3. The flame-retardant environment-friendly packaging film according to claim 1, wherein the molar ratio of carboxyl groups in the citric acid to hydroxyl groups in the alcohol monomer is 1: 2; the mass ratio of the citric acid to the phytic acid is 1: 0.2-0.3.

4. The flame-retardant environment-friendly packaging film according to claim 1, wherein the lubricant is one of polyethylene wax and magnesium stearate.

5. The flame-retardant environment-friendly packaging film according to claim 1, wherein the bio-based composite material is composed of polylactic acid and PBAT, and the weight ratio of the polylactic acid to the PBAT is 1: 4.

6. the flame-retardant environment-friendly packaging film as claimed in claim 1, wherein the flame retardant is ammonium polyphosphate.

7. The flame-retardant environment-friendly packaging film as claimed in claim 1, wherein the stabilizer is nano silicon dioxide and nano titanium dioxide in a mass ratio of 1: 1 by mixing.

8. The flame-retardant environment-friendly packaging film as claimed in claim 1, wherein the modified starch is prepared by the following steps:

step S11, mixing 9, 10-dihydro-9-oxa-10-phosphaphenanthrene-10-oxide with xylene, heating to 80 ℃, dropwise adding the mixed solution, and performing reflux reaction for 24 hours after the mixed solution is added to obtain a modifier;

and step S12, mixing starch and pyridine under the protection of nitrogen, heating and refluxing for 4 hours, cooling, adding a modifier and 4-dimethylaminopyridine, and heating and refluxing for 24 hours to obtain the modified starch.
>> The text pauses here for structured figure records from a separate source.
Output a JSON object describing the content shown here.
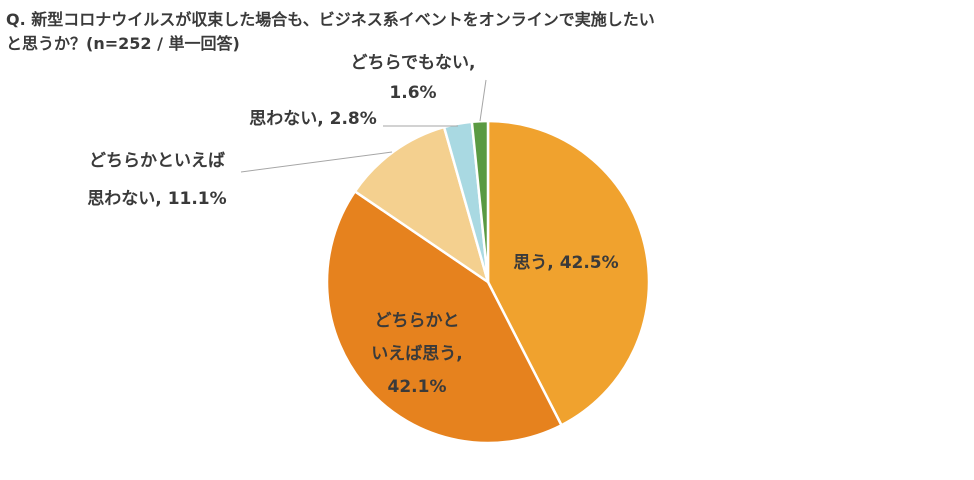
{
  "title": {
    "line1": "Q. 新型コロナウイルスが収束した場合も、ビジネス系イベントをオンラインで実施したい",
    "line2": "と思うか？(n=252 / 単一回答)"
  },
  "chart_data": {
    "type": "pie",
    "title": "Q. 新型コロナウイルスが収束した場合も、ビジネス系イベントをオンラインで実施したいと思うか？(n=252 / 単一回答)",
    "unit": "%",
    "slices": [
      {
        "label": "思う",
        "value": 42.5,
        "color": "#f0a22e",
        "label_lines": [
          "思う, 42.5%"
        ]
      },
      {
        "label": "どちらかといえば思う",
        "value": 42.1,
        "color": "#e6821e",
        "label_lines": [
          "どちらかと",
          "いえば思う,",
          "42.1%"
        ]
      },
      {
        "label": "どちらかといえば思わない",
        "value": 11.1,
        "color": "#f4d08f",
        "label_lines": [
          "どちらかといえば",
          "思わない, 11.1%"
        ]
      },
      {
        "label": "思わない",
        "value": 2.8,
        "color": "#a9d9e2",
        "label_lines": [
          "思わない, 2.8%"
        ]
      },
      {
        "label": "どちらでもない",
        "value": 1.6,
        "color": "#5a9a42",
        "label_lines": [
          "どちらでもない,",
          "1.6%"
        ]
      }
    ]
  }
}
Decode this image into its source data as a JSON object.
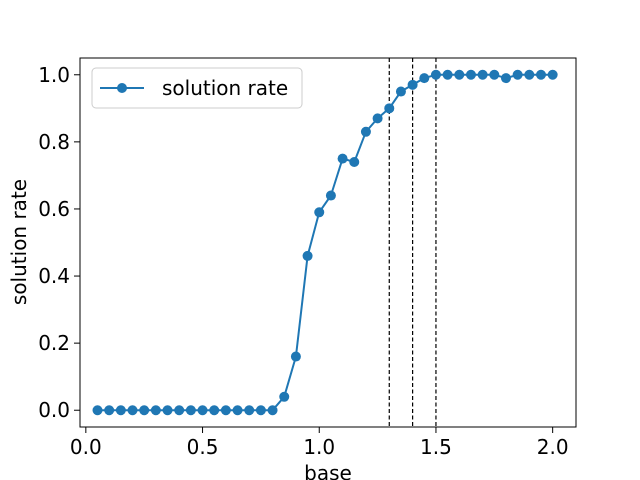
{
  "chart_data": {
    "type": "line",
    "xlabel": "base",
    "ylabel": "solution rate",
    "xlim": [
      -0.025,
      2.1
    ],
    "ylim": [
      -0.05,
      1.05
    ],
    "xticks": [
      "0.0",
      "0.5",
      "1.0",
      "1.5",
      "2.0"
    ],
    "xtick_values": [
      0.0,
      0.5,
      1.0,
      1.5,
      2.0
    ],
    "yticks": [
      "0.0",
      "0.2",
      "0.4",
      "0.6",
      "0.8",
      "1.0"
    ],
    "ytick_values": [
      0.0,
      0.2,
      0.4,
      0.6,
      0.8,
      1.0
    ],
    "grid": false,
    "legend_position": "upper-left",
    "series": [
      {
        "name": "solution rate",
        "color": "#1f77b4",
        "marker": "circle",
        "x": [
          0.05,
          0.1,
          0.15,
          0.2,
          0.25,
          0.3,
          0.35,
          0.4,
          0.45,
          0.5,
          0.55,
          0.6,
          0.65,
          0.7,
          0.75,
          0.8,
          0.85,
          0.9,
          0.95,
          1.0,
          1.05,
          1.1,
          1.15,
          1.2,
          1.25,
          1.3,
          1.35,
          1.4,
          1.45,
          1.5,
          1.55,
          1.6,
          1.65,
          1.7,
          1.75,
          1.8,
          1.85,
          1.9,
          1.95,
          2.0
        ],
        "y": [
          0,
          0,
          0,
          0,
          0,
          0,
          0,
          0,
          0,
          0,
          0,
          0,
          0,
          0,
          0,
          0,
          0.04,
          0.16,
          0.46,
          0.59,
          0.64,
          0.75,
          0.74,
          0.83,
          0.87,
          0.9,
          0.95,
          0.97,
          0.99,
          1.0,
          1.0,
          1.0,
          1.0,
          1.0,
          1.0,
          0.99,
          1.0,
          1.0,
          1.0,
          1.0
        ]
      }
    ],
    "vlines": [
      {
        "x": 1.3,
        "style": "dashed",
        "color": "#000000"
      },
      {
        "x": 1.4,
        "style": "dashed",
        "color": "#000000"
      },
      {
        "x": 1.5,
        "style": "dashed",
        "color": "#000000"
      }
    ]
  }
}
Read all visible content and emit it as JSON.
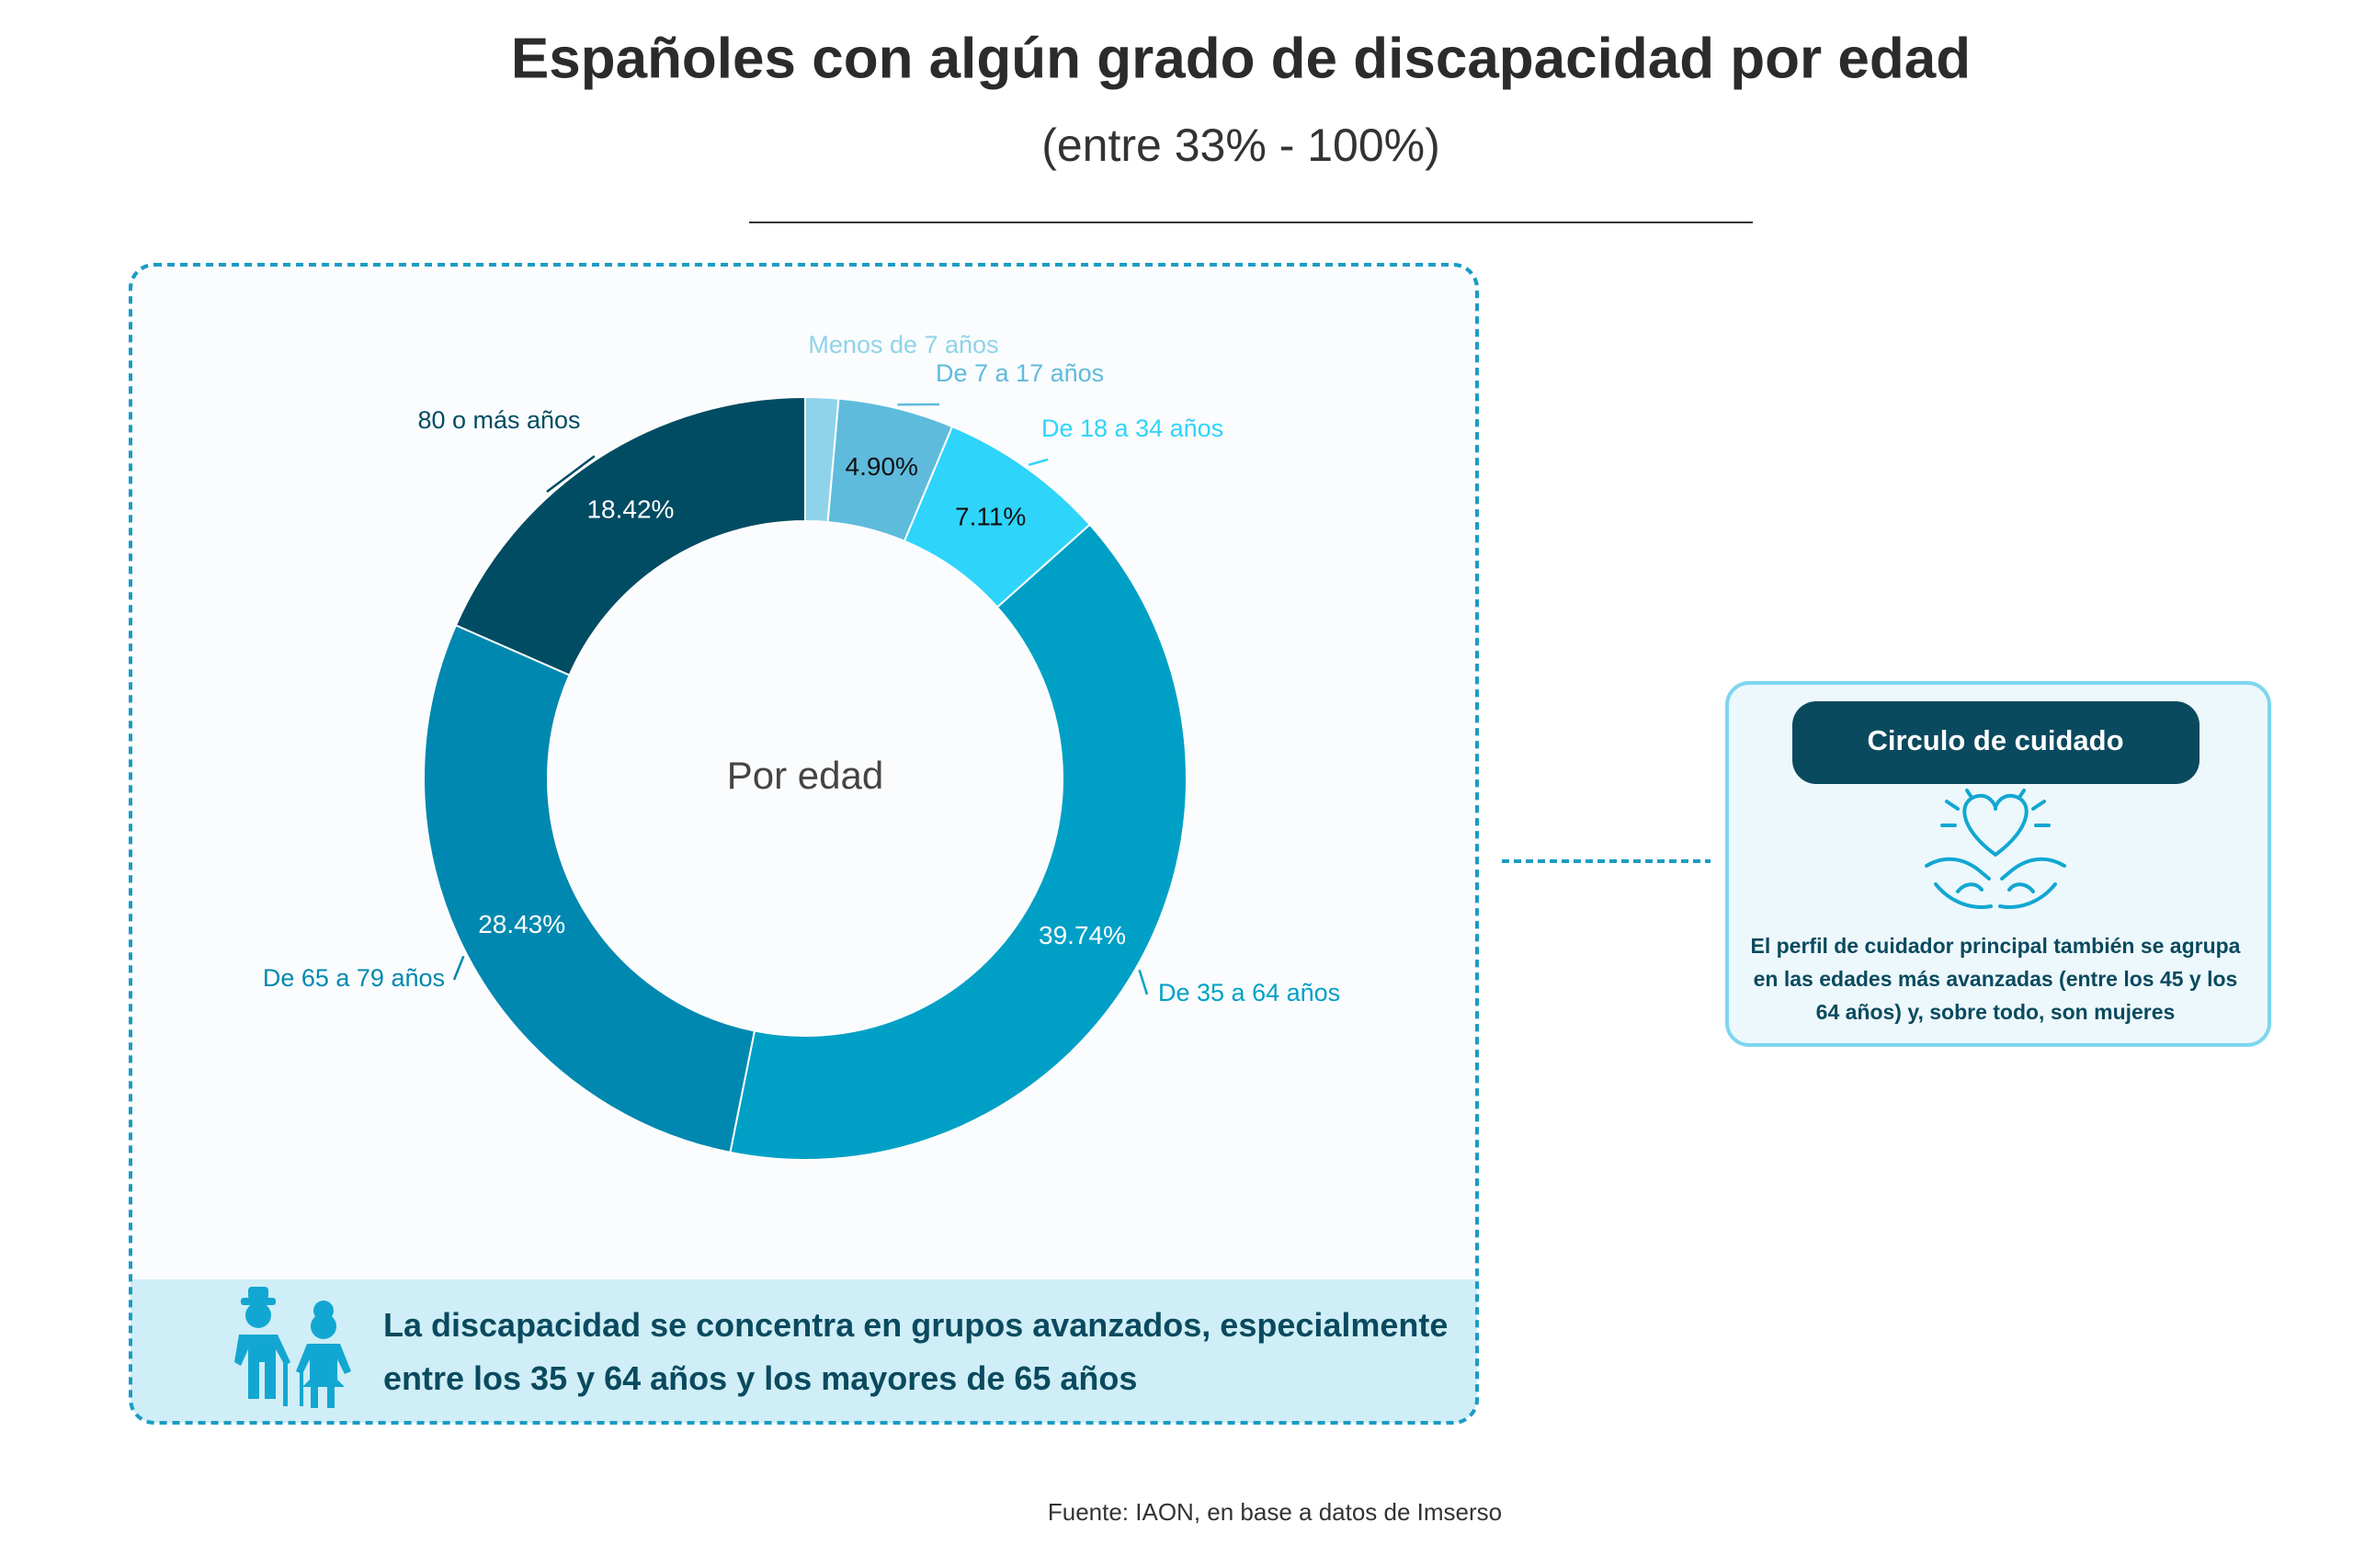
{
  "chart_data": {
    "type": "pie",
    "title": "Españoles con algún grado de discapacidad por edad",
    "subtitle": "(entre 33% - 100%)",
    "center_label": "Por edad",
    "categories": [
      "Menos de 7 años",
      "De 7 a 17 años",
      "De 18 a 34 años",
      "De 35 a 64 años",
      "De 65 a 79 años",
      "80 o más años"
    ],
    "values": [
      1.4,
      4.9,
      7.11,
      39.74,
      28.43,
      18.42
    ],
    "value_labels": [
      null,
      "4.90%",
      "7.11%",
      "39.74%",
      "28.43%",
      "18.42%"
    ],
    "colors": [
      "#8fd3ea",
      "#5ebbdc",
      "#2fd4fb",
      "#00a0c6",
      "#0088b0",
      "#004c63"
    ]
  },
  "banner": {
    "lines": [
      "La discapacidad se concentra en grupos avanzados, especialmente",
      "entre los 35 y 64 años y los mayores de 65 años"
    ]
  },
  "callout": {
    "title": "Circulo de cuidado",
    "lines": [
      "El perfil de cuidador principal también se agrupa",
      "en las edades más avanzadas (entre los 45 y los",
      "64 años) y, sobre todo, son mujeres"
    ]
  },
  "source": "Fuente: IAON, en base a datos de Imserso"
}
9. The preparation method of the flame-retardant environment-friendly packaging film according to claim 1, characterized by comprising the following steps:

mixing the bio-based composite material, the lubricant, the modified starch, the flame retardant and the stabilizer in parts by weight; adding the mixed raw materials into a double-screw extruder, adding an auxiliary agent, extruding and granulating, drying granules to obtain a resin material, and performing blow molding on the obtained resin material to form a film, wherein the extrusion temperature is 140-.